(03-20-2013, 02:54 AM)aromond Wrote: Is there any fundamental place to start? Any readings or documentation that you think would be helpful would be greatly appreciated.
This article is a good general summary of the current state of the art in password cracking. Start there and read more of the bits that interest you.
(03-20-2013, 02:54 AM)aromond Wrote: How do encryption engines use salts?
The salt is applied into the hashing algorithm, along with the password, when the hash is generated.
(03-20-2013, 02:54 AM)aromond Wrote: How do you crack hashes when salts are used?
You know how hashed passwords are cracked right? Basically, candidate passwords are run through the hashing algorithm and the result is compared with the captured hash. If the values match, then the candidate password is the one used to generate your captured hash.
Extrapolate from this - with salted hashes feed your candidate password AND the appropriate salt (which, as epixoip mentioned above is NOT secret) into the algorithm. If the resulting hash matches...
(03-20-2013, 02:54 AM)aromond Wrote: Do you need to know the salt to crack a hash?
Short answer: Yes. Longer answer: Technically the answer is algorithm dependent - some algorithms may have weaknesses that allow the password to be deduced without the salt. You would need to conduct some cryptanalysis on the algorithm to determine if this was feasible. it generally wont be though.
(03-20-2013, 02:54 AM)aromond Wrote: How do you tell what type of hash it is by looking at it?
Length and format provide clues (they at least narrow down possibilities). The location where you sourced the hash from really provides the definitive answer though. Got the hash from the SAM on a Windows system? Then its in LM and NTLM format. Etc.
(03-20-2013, 02:54 AM)aromond Wrote: Any pointers on good resources to learn more would be greatly appreciated. If you have any info just let me know.
If you're serious about learning this in depth, the very best way to do it would be to implement even just a basic hash generator (e.g. you put in a password and it spits out the hash) for your format of choice in code. It helps you to really grok whats going on.

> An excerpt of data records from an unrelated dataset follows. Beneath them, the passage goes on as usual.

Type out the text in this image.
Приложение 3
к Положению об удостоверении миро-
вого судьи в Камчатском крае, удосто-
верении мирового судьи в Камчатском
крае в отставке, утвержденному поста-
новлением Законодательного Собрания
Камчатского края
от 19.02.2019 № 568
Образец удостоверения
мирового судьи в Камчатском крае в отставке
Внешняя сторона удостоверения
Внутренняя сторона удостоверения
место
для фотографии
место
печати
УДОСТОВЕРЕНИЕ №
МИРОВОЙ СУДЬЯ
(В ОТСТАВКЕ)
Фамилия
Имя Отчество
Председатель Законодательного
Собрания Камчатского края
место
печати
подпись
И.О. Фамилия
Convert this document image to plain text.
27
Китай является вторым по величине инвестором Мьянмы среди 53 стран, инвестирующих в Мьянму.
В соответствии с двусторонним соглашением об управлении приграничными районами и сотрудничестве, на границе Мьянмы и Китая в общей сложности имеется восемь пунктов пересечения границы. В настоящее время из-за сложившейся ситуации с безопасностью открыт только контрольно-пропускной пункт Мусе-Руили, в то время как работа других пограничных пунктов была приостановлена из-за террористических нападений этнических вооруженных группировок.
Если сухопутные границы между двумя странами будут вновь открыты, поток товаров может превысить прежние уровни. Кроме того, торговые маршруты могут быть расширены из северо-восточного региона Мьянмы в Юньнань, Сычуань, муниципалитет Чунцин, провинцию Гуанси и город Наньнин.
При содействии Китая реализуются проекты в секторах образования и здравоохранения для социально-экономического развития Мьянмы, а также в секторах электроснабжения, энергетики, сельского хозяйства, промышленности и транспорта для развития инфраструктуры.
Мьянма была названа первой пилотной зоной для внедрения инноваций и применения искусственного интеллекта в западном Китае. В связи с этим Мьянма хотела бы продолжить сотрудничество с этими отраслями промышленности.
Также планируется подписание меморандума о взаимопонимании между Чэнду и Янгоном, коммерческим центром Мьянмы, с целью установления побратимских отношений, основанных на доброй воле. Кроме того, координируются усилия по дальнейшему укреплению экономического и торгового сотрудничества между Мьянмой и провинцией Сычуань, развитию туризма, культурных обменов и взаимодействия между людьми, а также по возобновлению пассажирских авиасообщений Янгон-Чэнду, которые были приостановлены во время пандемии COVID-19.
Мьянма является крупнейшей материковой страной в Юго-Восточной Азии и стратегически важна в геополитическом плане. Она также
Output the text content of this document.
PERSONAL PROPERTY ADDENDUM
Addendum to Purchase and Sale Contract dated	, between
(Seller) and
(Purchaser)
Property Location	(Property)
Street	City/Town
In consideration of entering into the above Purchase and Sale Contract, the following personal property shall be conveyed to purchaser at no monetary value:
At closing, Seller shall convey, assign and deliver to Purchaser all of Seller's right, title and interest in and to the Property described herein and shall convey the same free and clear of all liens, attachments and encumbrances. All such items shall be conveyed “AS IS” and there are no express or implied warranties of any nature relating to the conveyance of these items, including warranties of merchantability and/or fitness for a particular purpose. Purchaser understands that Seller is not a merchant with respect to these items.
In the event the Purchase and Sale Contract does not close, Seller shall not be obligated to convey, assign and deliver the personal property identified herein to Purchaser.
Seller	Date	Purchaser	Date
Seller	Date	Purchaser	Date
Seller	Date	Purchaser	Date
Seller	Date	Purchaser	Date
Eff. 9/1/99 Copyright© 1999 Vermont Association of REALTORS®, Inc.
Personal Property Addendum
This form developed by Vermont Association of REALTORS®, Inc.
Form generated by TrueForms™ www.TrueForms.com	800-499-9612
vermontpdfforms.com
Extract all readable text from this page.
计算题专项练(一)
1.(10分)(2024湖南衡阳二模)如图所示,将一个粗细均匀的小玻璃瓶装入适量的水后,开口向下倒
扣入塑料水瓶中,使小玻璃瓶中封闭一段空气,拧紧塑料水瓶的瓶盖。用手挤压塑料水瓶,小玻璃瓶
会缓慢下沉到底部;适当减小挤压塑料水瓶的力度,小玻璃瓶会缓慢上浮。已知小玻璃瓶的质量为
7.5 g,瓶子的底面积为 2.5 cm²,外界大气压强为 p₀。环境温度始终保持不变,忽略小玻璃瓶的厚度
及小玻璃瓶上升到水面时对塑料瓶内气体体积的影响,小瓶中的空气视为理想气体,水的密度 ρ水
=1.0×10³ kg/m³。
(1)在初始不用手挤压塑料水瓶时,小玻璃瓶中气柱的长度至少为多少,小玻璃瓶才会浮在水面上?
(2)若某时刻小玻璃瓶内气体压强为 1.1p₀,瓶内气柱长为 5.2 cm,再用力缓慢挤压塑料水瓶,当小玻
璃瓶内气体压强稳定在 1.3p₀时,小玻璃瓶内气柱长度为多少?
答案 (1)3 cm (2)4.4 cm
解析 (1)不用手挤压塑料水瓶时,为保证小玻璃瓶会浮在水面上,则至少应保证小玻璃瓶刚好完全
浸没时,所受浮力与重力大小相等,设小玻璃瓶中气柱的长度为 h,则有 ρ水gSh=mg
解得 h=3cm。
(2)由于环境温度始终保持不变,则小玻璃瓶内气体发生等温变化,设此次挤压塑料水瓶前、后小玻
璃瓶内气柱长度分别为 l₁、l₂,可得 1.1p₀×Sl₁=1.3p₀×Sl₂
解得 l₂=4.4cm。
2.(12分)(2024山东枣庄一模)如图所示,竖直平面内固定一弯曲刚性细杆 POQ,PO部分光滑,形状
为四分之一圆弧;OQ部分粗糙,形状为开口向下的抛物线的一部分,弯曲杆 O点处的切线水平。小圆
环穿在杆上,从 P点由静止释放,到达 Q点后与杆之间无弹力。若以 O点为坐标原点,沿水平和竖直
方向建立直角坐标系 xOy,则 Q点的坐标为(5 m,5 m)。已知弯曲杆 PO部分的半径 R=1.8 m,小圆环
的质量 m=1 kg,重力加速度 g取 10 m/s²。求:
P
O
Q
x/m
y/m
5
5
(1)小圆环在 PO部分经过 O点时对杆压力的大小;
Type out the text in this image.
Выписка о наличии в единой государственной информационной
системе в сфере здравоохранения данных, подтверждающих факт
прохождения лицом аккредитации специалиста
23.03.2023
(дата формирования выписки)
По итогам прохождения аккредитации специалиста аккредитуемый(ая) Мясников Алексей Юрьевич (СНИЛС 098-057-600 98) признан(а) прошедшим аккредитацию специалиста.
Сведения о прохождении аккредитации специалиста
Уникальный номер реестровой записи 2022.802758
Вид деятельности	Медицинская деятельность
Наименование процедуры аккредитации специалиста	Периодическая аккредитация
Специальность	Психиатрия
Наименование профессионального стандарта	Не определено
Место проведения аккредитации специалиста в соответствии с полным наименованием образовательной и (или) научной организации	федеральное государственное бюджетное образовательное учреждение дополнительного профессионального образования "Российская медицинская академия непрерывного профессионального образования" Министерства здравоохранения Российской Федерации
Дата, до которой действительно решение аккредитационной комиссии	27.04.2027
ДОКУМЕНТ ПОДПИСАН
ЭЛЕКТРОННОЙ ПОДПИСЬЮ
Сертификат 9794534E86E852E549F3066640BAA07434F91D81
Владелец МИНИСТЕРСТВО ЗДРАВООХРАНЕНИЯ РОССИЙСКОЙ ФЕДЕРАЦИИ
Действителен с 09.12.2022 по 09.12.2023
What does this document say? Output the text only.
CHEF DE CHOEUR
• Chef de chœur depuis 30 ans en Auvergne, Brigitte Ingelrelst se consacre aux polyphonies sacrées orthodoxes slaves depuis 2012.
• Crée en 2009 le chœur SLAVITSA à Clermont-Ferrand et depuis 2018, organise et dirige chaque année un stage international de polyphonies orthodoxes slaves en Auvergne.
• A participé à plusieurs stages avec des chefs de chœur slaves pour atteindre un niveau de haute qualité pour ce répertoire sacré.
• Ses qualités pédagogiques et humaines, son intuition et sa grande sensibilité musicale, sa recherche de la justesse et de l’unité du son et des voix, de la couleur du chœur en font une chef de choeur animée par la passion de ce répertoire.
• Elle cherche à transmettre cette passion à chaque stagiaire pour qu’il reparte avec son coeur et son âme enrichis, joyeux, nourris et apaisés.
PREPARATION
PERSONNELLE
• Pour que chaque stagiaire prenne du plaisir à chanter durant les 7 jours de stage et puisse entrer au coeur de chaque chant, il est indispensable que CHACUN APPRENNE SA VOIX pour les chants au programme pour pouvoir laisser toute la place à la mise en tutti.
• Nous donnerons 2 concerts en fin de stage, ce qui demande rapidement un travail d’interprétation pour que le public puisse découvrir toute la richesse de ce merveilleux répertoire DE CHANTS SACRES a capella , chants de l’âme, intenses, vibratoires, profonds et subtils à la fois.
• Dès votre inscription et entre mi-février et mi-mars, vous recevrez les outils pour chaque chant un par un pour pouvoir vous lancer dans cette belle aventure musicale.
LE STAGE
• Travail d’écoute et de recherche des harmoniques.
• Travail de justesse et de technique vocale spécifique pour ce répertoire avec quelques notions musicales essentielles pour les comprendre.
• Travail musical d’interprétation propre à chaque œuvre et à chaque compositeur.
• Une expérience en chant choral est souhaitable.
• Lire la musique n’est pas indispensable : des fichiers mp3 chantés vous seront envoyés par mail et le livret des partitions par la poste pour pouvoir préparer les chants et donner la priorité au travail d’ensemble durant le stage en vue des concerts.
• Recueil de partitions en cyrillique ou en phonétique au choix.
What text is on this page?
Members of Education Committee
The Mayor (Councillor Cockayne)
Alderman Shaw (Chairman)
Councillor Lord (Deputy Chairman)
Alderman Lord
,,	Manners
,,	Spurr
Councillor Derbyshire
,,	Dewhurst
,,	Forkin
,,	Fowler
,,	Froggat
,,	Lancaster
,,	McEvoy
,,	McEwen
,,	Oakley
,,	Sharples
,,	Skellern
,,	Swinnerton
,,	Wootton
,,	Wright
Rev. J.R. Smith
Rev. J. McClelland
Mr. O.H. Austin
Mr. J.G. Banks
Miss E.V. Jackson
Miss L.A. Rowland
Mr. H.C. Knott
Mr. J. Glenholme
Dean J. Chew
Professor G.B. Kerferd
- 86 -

Also, grab some of the leaked password lists from the 'Net (check out this for example), as well as the various common password lists and do some frequency analysis on them. How long, what characters are most frequently used and in which positions, etc. I vaguely remember a ruby tool out there used to do this, however I wrote my own when I went though this process. Once you understand this Hashcat has some funky mask options which can really increase your cracking efficiency.
Also, have a look at the mangling rules in john the ripper to understand what they do and why they work.